Geopolitics -- and the tech war between the U.S. and China -- could also be a concern to Xilinx. China accounts for nearly 29% of Xilinx's revenue and has replaced the U.S. as its largest market since 2019, according to the company's annual report.
Xilinx has already had to suspend non-licensed shipments to Huawei, one of its key clients, after the Trump administration placed the Chinese tech champion on a trade blacklist, citing national security risks. China is now trying to accelerate development of a homegrown semiconductor supply chain to reduce dependence on foreign suppliers.
"We're definitely very mindful of the unfortunate trade and political tensions between the U.S. and China," said Peng. "I believe completely separate supply chains and markets, it's not a good thing. It's not a good outcome for all parties, frankly, but there are some real issues, and my hope is that those issues can be addressed through constructive dialogue and negotiations."

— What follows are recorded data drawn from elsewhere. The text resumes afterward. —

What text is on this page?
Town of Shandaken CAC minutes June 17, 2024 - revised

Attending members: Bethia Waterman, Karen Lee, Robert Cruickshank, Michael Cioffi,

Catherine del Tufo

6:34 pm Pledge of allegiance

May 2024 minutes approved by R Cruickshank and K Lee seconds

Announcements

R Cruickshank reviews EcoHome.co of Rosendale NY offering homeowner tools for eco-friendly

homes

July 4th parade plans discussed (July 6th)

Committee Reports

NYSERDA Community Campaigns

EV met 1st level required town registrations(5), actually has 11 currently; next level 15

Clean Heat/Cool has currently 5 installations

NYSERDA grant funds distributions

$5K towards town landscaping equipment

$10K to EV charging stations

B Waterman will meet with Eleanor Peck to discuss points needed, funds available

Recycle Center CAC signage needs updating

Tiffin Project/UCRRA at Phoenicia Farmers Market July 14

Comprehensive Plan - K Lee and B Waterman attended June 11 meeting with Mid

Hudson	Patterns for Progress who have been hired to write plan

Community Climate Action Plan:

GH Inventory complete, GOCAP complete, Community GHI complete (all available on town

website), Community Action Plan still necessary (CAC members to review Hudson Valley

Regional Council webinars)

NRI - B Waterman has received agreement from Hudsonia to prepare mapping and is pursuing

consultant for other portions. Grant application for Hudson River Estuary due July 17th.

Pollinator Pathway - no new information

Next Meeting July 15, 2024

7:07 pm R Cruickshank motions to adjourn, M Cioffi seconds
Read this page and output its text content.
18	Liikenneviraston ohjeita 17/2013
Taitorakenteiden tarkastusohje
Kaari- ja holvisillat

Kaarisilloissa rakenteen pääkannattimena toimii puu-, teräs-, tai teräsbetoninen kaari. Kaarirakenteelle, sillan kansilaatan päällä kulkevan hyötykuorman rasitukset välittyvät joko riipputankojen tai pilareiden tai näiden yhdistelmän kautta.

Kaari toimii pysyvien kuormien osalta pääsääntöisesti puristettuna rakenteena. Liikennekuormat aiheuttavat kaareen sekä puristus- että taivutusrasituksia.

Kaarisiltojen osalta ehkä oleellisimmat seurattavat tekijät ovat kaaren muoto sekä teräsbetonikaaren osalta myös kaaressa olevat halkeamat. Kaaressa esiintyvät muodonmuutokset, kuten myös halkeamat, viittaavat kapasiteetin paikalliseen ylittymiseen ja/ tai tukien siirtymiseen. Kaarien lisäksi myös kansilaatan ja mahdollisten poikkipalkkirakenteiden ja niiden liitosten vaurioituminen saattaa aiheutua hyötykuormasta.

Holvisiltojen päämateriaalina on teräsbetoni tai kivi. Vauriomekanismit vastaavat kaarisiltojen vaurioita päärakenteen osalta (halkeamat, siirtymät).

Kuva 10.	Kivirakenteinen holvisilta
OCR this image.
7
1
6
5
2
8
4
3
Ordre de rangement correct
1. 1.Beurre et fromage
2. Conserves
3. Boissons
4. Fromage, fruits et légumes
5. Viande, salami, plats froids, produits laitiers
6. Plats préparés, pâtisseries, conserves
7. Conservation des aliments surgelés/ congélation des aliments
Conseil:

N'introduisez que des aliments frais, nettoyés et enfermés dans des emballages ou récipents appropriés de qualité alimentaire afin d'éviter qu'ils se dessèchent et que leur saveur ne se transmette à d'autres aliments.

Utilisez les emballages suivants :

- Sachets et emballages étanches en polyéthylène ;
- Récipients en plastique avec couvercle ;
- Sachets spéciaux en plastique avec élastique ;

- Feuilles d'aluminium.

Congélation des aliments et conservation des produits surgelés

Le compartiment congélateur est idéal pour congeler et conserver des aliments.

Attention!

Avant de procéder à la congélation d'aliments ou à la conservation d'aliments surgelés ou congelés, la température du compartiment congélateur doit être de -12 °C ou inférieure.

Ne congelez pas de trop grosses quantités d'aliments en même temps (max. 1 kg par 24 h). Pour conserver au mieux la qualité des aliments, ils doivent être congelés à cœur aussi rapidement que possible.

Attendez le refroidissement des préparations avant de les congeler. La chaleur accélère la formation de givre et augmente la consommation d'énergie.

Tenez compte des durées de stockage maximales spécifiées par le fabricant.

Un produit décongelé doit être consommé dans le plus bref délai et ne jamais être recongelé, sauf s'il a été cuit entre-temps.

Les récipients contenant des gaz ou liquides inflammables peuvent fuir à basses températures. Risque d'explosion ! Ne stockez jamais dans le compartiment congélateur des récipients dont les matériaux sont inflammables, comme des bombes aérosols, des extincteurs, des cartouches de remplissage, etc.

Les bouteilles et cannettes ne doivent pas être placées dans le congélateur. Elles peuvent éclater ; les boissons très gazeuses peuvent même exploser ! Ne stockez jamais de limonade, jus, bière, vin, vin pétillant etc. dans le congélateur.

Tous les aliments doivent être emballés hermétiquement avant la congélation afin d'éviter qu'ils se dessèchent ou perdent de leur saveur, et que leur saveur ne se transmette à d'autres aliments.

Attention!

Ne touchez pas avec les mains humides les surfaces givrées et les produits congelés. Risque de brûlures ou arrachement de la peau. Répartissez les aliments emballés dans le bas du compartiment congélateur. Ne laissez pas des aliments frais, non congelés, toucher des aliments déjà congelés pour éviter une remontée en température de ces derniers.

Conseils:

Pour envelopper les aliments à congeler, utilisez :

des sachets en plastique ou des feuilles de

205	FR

Peng added that Xilinx still sees opportunities in China and will pursue them while expanding in other markets. "China is still important. But at the same time we're mindful of the situation. We are not going to put all our eggs in one basket," he said.
Xilinx is being acquired by Advanced Micro Devices, the U.S. computer microprocessor chip provider, in a $35 billion deal that was announced in October. AMD recently said the deal is expected to be completed around the end of this year.